Nie udało się hokeistom JKH GKS Jastrzębie podtrzymać zwycięskiej passy nad GKS Tychy. W niedzielny wieczór nasz zespół dość pechowo przegrał na Stadionie Zimowym 1:3 (0:1, 1:0, 0:2), tracąc decydujące gole na samym finiszu zawodów. Honorowe trafienie dla jastrzębian zapisał na swoje konto Hannu Kuru, który po profesorsku wykończył akcję w osłabieniu. W efekcie porażki w Tychach oraz innych rozstrzygnięć podopieczni Roberta Kalabera wypadli - miejmy nadzieję tylko chwilowo - z podium Tauron Hokej Ligi.
Niedzielne derby były bardzo wyrównane i bez wątpienia mogły się podobać. Z tafli poleciało wiele ''iskier'', ale... co było na lodzie, pozostało na lodzie. Na pewno jednak obie ekipy mogą mieć do siebie pretensje o skuteczność w przewagach, bowiem spośród ośmiu kar żadna nie zakończyła się golem, w czym sporą zasługę mieli Tomasz Fucik i Maciej Miarka, który zastąpił w naszej bramce Vilho Heikkinena i spisał się bardzo przyzwoicie.
Wynik niedzielnych derbów otworzył w 7. minucie bohater dnia Bartłomiej Pociecha, który otrzymawszy podanie z lewego skrzydła huknął spod niebieskiej wprost w okienko jastrzębskiej bramki. Na kolejne trafienie czekaliśmy do 25. minuty i było ono dziełem wspomnianego Hannu Kuru.

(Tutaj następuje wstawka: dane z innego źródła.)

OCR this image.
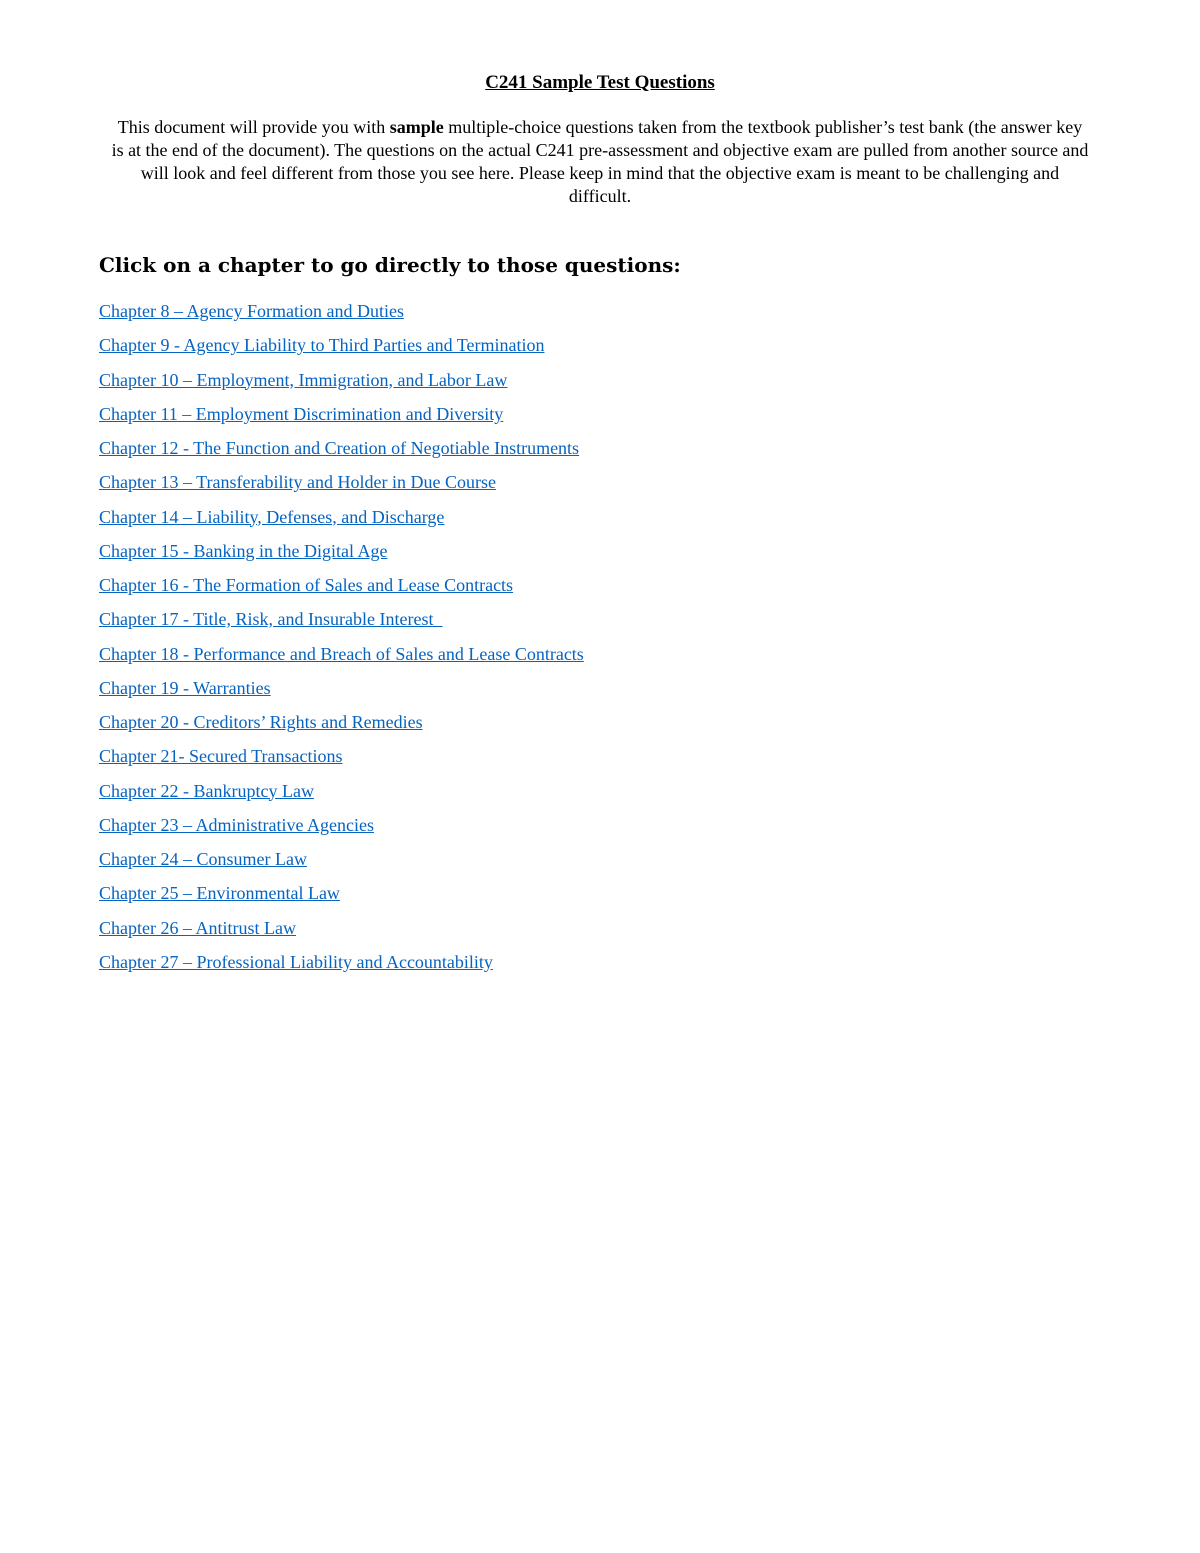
C241 Sample Test Questions

This document will provide you with sample multiple-choice questions taken from the textbook publisher’s test bank (the answer key is at the end of the document). The questions on the actual C241 pre-assessment and objective exam are pulled from another source and will look and feel different from those you see here. Please keep in mind that the objective exam is meant to be challenging and difficult.

Click on a chapter to go directly to those questions:
Chapter 8 – Agency Formation and Duties
Chapter 9 - Agency Liability to Third Parties and Termination
Chapter 10 – Employment, Immigration, and Labor Law
Chapter 11 – Employment Discrimination and Diversity
Chapter 12 - The Function and Creation of Negotiable Instruments
Chapter 13 – Transferability and Holder in Due Course
Chapter 14 – Liability, Defenses, and Discharge
Chapter 15 - Banking in the Digital Age
Chapter 16 - The Formation of Sales and Lease Contracts
Chapter 17 - Title, Risk, and Insurable Interest
Chapter 18 - Performance and Breach of Sales and Lease Contracts
Chapter 19 - Warranties
Chapter 20 - Creditors’ Rights and Remedies
Chapter 21- Secured Transactions
Chapter 22 - Bankruptcy Law
Chapter 23 – Administrative Agencies
Chapter 24 – Consumer Law
Chapter 25 – Environmental Law
Chapter 26 – Antitrust Law
Chapter 27 – Professional Liability and Accountability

Ale po kolei - najpierw Szymon Kiełbicki powędrował na ławkę kar za rzekomy atak na Tomasza Fucika, który zresztą zakończył się szarpaniną... Bartosza Ciury i Macieja Urbanowicza. W tymże osłabieniu kapitalnym podaniem spod naszej bramki popisał się Aleksi Makela, z czego skorzystał Hannu Kuru, w wybitny sposób wyprowadzając w pole Fucika.
W 28. minucie mogliśmy ucieszyć się po raz drugi, gdy podczas kary dla Dominika Pasia (obecnie tyszanina) Mark Kaleinikovas pocelował w słupek bramki gospodarzy. Niebawem to rywale mieli prawo narzekać, gdy wracający do gry ''Pasiu'' zmarnował sytuację sam na sam z Miarką.
Maciej Miarka mógł zresztą zostać bohaterem końcówki zawodów, gdyby nie... mnóstwo pecha. Oto bowiem w 56. minucie tyszanie wrócili na prowadzenie za sprawą Jana Krzyżka, któremu... ''zszedł'' krążek z kija i w tak nieprawdopodobny sposób zakoziołkował, że zmylił wszystkich, łącznie zapewne z samym strzelcem gola. Następnie Miarka fantastycznie wybronił strzał Mathiasa Lehtonena i ta interwencja bez wątpienia będzie ozdobą niedzielnej kolejki. Niestety, pozostaliśmy w grze tylko na kilkadziesiąt sekund, po których rzucając wszystkie siły na atak nadzialiśmy się na kontrę wykończoną przez Bartłomieja Pociechę i Joonę Monto.
Teraz przed nami kilka dni na ''poukładanie głów'' przed końcówką trzeciej rundy. W derbach z Katowicami i Tychami nie byliśmy zespołem gorszym, ale konto punktowe pozostało bez zmian. Trzech porażek z rzędu w tym sezonie jeszcze nie zanotowaliśmy, a zatem w piątek przeciw KH Enerdze Toruń będziemy liczyć na przełamanie.
24 listopada 2024, Tychy, 17:00
GKS Tychy - JKH GKS Jastrzębie 3:1 (1:0, 0:1, 2:0)
1:0 Pociecha - Monto 06:21
1:1 Kuru - Makela 24:06, 4/5
2:1 Krzyżek - Gościński - Ahola 55:35
3:1 Pociecha - Monto 58:51
JKH GKS Jastrzębie: Miarka - Ronkainen, Makela, Kaleinikovas, Kuru, Pulkkinen - Żurek, Bagin, Kasperlik, Rac, Kiełbicki - Kunst, Hanzel, Urbanowicz, Ł. Nalewajka, R. Nalewajka - Górny, Blomberg, Sołtys, Ślusarczyk, Zając.
Strzały: 37 - 27 / Kary: 8 min - 8 min / Widzów: 2 300
Sędziowali: Przemysław Gabryszak, Patryk Kasprzyk (główni) oraz Michał Gerne, Igor Dzięciołowski (liniowi).